Parents of emotionally and mentally challenged children are living in constant uncertainty and emotional turmoil. These are your feelings, and they are legitimate.
At times it feels as if one is riding an emotional roller coaster. There will be good days and bad days and these conflicting emotions toward your child or parent are normal.
Be aware of your emotions so they can be managed. Do not deny your feelings because it will come out at the wrong time and in the wrong way.
- Revisiting Attachment
Revisiting attachment means holding on to the old relationship while creating a new relationship with the family member. Your child’s needs from you as a parent are not the same as they were before he started having mental health challenges.
Identity crises can be a result of an ambiguous loss. When someone finds himself needing to play the role of the caretaker, it needs to be recognized as another job. At times a person might feel angry for being forced into the new job. Other times they might feel grateful for the opportunity. Recognize that plans to pursue a career or an education, might have to be put on hold.
Life is like a growing tree. Being mindful and allowing yourself to be present affords one the ability to grow in any situation. Acceptance versus denial allows someone to do it with pride and dignity. This might not have been the ideal journey for yourself or your loved ones. Give yourself and them the right to own that journey.

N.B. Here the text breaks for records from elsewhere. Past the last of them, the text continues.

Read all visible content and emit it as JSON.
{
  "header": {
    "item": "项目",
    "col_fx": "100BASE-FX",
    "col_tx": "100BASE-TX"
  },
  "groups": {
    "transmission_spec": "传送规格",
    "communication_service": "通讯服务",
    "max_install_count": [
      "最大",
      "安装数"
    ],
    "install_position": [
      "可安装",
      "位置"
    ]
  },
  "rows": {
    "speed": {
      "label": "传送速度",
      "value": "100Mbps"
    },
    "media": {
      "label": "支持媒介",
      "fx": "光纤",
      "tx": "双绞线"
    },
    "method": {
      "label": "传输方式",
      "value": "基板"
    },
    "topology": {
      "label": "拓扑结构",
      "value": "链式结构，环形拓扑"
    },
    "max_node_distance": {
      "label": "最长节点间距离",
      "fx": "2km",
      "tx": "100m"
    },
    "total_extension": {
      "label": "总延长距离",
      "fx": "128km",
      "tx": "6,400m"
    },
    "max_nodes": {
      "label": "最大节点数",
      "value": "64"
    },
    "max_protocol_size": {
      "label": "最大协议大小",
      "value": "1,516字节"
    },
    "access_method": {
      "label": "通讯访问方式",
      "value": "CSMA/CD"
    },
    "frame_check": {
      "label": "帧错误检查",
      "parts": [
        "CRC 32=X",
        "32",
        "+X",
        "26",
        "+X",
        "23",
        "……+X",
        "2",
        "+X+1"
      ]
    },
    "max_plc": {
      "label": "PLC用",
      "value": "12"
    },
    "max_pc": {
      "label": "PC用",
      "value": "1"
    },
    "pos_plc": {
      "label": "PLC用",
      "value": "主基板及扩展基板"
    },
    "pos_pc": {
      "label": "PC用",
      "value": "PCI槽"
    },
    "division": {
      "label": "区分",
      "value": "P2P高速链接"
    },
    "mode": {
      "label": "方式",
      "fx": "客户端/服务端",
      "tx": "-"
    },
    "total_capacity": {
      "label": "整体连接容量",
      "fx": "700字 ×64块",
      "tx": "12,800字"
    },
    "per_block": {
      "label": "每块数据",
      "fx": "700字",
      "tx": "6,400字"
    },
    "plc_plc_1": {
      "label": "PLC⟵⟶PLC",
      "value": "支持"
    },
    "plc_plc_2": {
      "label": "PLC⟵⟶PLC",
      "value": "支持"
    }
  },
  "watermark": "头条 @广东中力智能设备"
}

Living with uncertainty can cause one to feel a loss of hope. Find hope during this uncertain time in your life. Helping others who are in the same position fosters hope. Sharing what you have learned enables a person to view their own personal growth. Allow yourself to imagine your life when your child will be in a healthier place. At times, parents are so full of fear that they often forget to remember their blessings. Your challenging child will still bring you love, joy and awareness of things for which to be grateful.